The time passed slowly, and the atmosphere was thick with expectation. Cruz leaned in to check her breathing, feeling her pulse with his fingers once more. Jae-Hyun could sense the nervousness mounting in the room, cops watching from their workstations, their conversations now reduced to whispers.

The woman's chest rose in a swift, deep breath after what seemed like an eternity. Her eyelids flickered open, glazed and unable to focus, but her respiration resumed. The officers let out a collective sigh of relief, yet the tension persisted. Cruz remained by her side, whispering to her as she slowly came to, dazed but still breathing.

Jae-Hyun remained where he was. His gaze stayed on the picture, but thoughts were far away, burdened by a well-known sense of powerlessness. This was nothing new to him. He'd seen it much too often. People just like her, lost, abandoned, and ensnared in the fatal clutches of addiction, populated the streets. They drifted in and out of the precinct, revived, only to return again when the city's shadows swallowed them whole.

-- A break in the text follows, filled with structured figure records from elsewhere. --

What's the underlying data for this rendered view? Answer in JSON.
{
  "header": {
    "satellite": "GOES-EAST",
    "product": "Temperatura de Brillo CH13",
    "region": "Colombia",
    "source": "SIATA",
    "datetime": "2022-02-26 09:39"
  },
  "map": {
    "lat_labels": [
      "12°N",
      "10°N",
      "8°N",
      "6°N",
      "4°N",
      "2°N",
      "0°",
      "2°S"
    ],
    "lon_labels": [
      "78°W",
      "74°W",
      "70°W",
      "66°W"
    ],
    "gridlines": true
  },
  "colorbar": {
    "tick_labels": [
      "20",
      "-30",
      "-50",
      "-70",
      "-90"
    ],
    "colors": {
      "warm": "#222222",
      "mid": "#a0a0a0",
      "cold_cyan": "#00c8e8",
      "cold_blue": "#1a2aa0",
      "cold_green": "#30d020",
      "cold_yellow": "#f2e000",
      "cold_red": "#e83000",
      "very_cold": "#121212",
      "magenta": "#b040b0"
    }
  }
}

As the commotion died down, Jae-Hyun finally turned away, his mind already moving to his own case, knowing that for every life saved, countless others would continue to slip through the cracks. He went straight to his office, desiring a quick nap on the desk.

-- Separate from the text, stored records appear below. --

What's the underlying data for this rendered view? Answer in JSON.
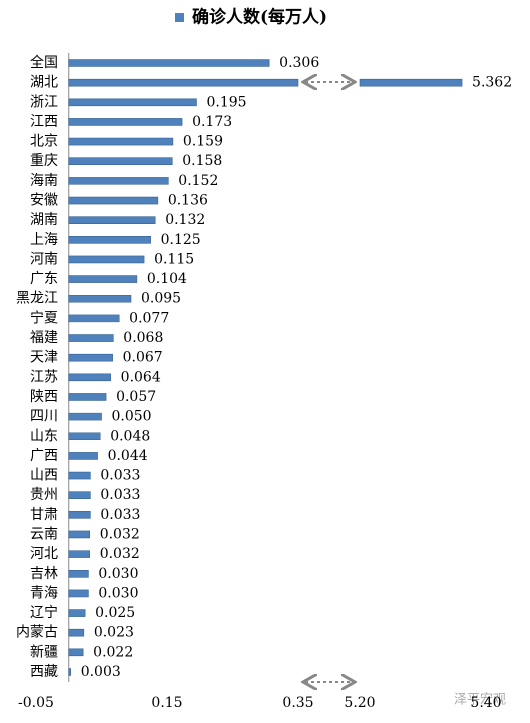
{
  "chart_data": {
    "type": "bar",
    "orientation": "horizontal",
    "categories": [
      "全国",
      "湖北",
      "浙江",
      "江西",
      "北京",
      "重庆",
      "海南",
      "安徽",
      "湖南",
      "上海",
      "河南",
      "广东",
      "黑龙江",
      "宁夏",
      "福建",
      "天津",
      "江苏",
      "陕西",
      "四川",
      "山东",
      "广西",
      "山西",
      "贵州",
      "甘肃",
      "云南",
      "河北",
      "吉林",
      "青海",
      "辽宁",
      "内蒙古",
      "新疆",
      "西藏"
    ],
    "series": [
      {
        "name": "确诊人数(每万人)",
        "color": "#4f81bd",
        "values": [
          0.306,
          5.362,
          0.195,
          0.173,
          0.159,
          0.158,
          0.152,
          0.136,
          0.132,
          0.125,
          0.115,
          0.104,
          0.095,
          0.077,
          0.068,
          0.067,
          0.064,
          0.057,
          0.05,
          0.048,
          0.044,
          0.033,
          0.033,
          0.033,
          0.032,
          0.032,
          0.03,
          0.03,
          0.025,
          0.023,
          0.022,
          0.003
        ],
        "value_labels": [
          "0.306",
          "5.362",
          "0.195",
          "0.173",
          "0.159",
          "0.158",
          "0.152",
          "0.136",
          "0.132",
          "0.125",
          "0.115",
          "0.104",
          "0.095",
          "0.077",
          "0.068",
          "0.067",
          "0.064",
          "0.057",
          "0.050",
          "0.048",
          "0.044",
          "0.033",
          "0.033",
          "0.033",
          "0.032",
          "0.032",
          "0.030",
          "0.030",
          "0.025",
          "0.023",
          "0.022",
          "0.003"
        ]
      }
    ],
    "xlim": [
      -0.05,
      0.35
    ],
    "xlim2": [
      5.2,
      5.4
    ],
    "xticks": [
      -0.05,
      0.15,
      0.35,
      {
        "value": 5.2,
        "label": "5.20"
      },
      {
        "value": 5.4,
        "label": "5.40"
      }
    ],
    "legend": "top",
    "watermark": "泽平宏观"
  }
}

A thick, choking fog enveloped the barren wasteland, stretching endlessly beneath a sky the color of ash. Ziggurats of bone and stone jutted out from the earth, their surfaces etched with ancient symbols that pulsed with an eerie, sickly glow. Above, twisted forms slithered through the clouds, their grotesque shapes barely visible, like monstrous shadows moving just out of sight. Zephyrs of wind carried distant whispers, unintelligible but filled with menace, as if the land itself was trying to communicate in a forgotten tongue. Everywhere Jae-Hyun looked, the landscape was desolate, void of life, but alive with an unnatural, malevolent energy. Looming on the horizon, a scapegoat stood, its many eyes fixed on him, unblinking, as though waiting for him to approach.